See also: Peters
Wilhelm Carl Hartwich Peters (or Wilhem Carl Hartwig Peters ) is a zoologist and a German Explorateur , born the April 22nd 1815 in Coldenbüttel, close to Eiderstedt in the Schleswig and dead the April 20th 1883 with Berlin.
Wire of Pasteur, Peters starts, in 1834, its studies of Médecine and Natural history at the university of Copenhagen then to that of Berlin where it will pass the remainder of his career. After being diploma in 1838, it spends eighteen months to work on the ground with Henri Milne Edwards (1800-1885) in the Mediterranean area . On its return to Berlin, he becomes the assistant of the large anatomist Johannes Peter Müller (1801-1858).
He immediately works out the details of a great project, an exploration of the Mozambique, for which he has the enthusiastic support of Müller and Alexander von Humboldt (1769-1859). Peters leaves Berlin in September 1842 and reached the Angola then Mozambique in June 1843. It explores the area during four years and visit in particular, in addition to the interior of Mozambique, Zanzibar, the the Comoros and Madagascar. It also comes to the Cape, mainly to recover from a disease contracted at the time of its excursions. It sets out again finally in Europe in August 1847 via the India and the Egypt. It report/ratio of immense collection and publishes, in 1852 and 1852, in four large volumes, the report of its forwarding under the title of Naturwissenschaftliche Reise nach Mossambique… in den Jahren 1842 (a) 1848 ausgeführt .

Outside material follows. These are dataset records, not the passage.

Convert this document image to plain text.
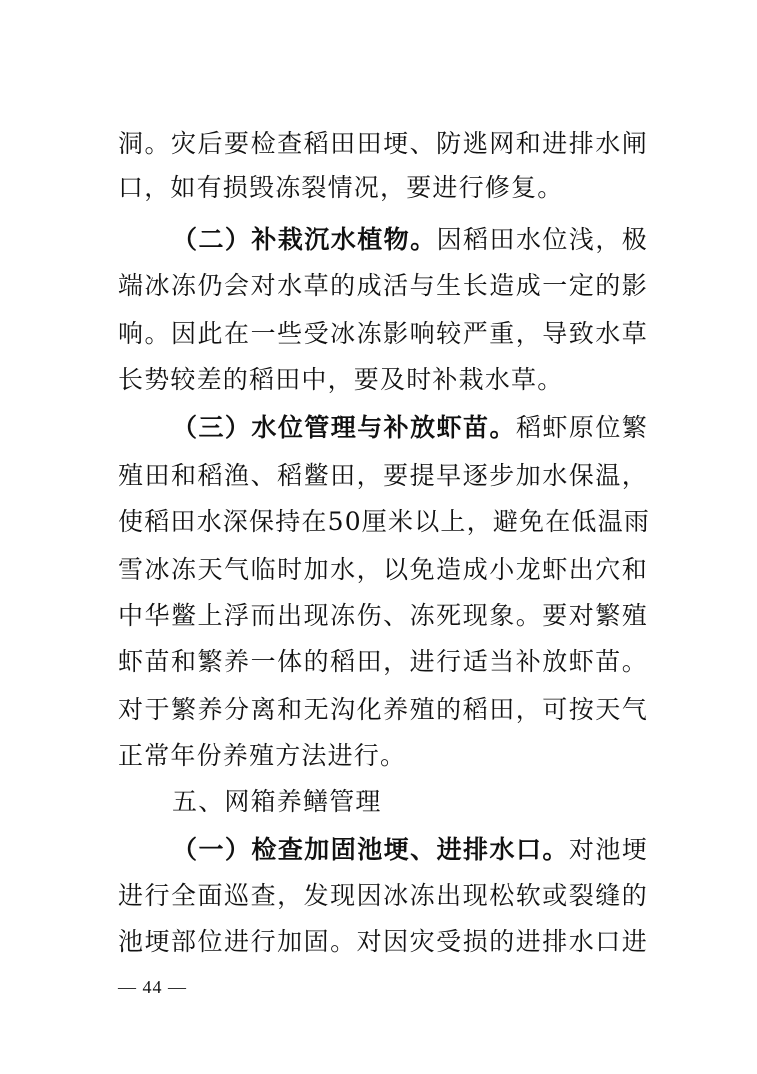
洞。灾后要检查稻田田埂、防逃网和进排水闸
口，如有损毁冻裂情况，要进行修复。
（二）补栽沉水植物。因稻田水位浅，极
端冰冻仍会对水草的成活与生长造成一定的影
响。因此在一些受冰冻影响较严重，导致水草
长势较差的稻田中，要及时补栽水草。
（三）水位管理与补放虾苗。稻虾原位繁
殖田和稻渔、稻鳖田，要提早逐步加水保温，
使稻田水深保持在50厘米以上，避免在低温雨
雪冰冻天气临时加水，以免造成小龙虾出穴和
中华鳖上浮而出现冻伤、冻死现象。要对繁殖
虾苗和繁养一体的稻田，进行适当补放虾苗。
对于繁养分离和无沟化养殖的稻田，可按天气
正常年份养殖方法进行。
五、网箱养鳝管理
（一）检查加固池埂、进排水口。对池埂
进行全面巡查，发现因冰冻出现松软或裂缝的
池埂部位进行加固。对因灾受损的进排水口进
— 44 —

In 1847 it becomes prosector at the Institute of anatomy of the university of Berlin then professor-assistant in 1849. In 1856, he becomes the assistant of the director of the zoological Muséum of the university, Martin Heinrich Karl Lichtenstein (1780-1857). It replaces it with dead of this last and contributes to the enrichment of the collections of the natural history museum which becomes one of most important in the world. Thus, the herpetologic collections triple of volume and pass from 3.700 specimens to 10.500, of a size comparable with those of Paris or London.
He also teaches the zoology starting from 1858 and has a considerable influence. Darwinien convinced, its work is the synthesis of anatomical and zoological research. It publishes nearly 400 articles on the most varied groups, Vertébré S or Invertébré S.
It described astonishing it Lézard by the family of the Xantusiidae, in 1863 with Juan Gundlach.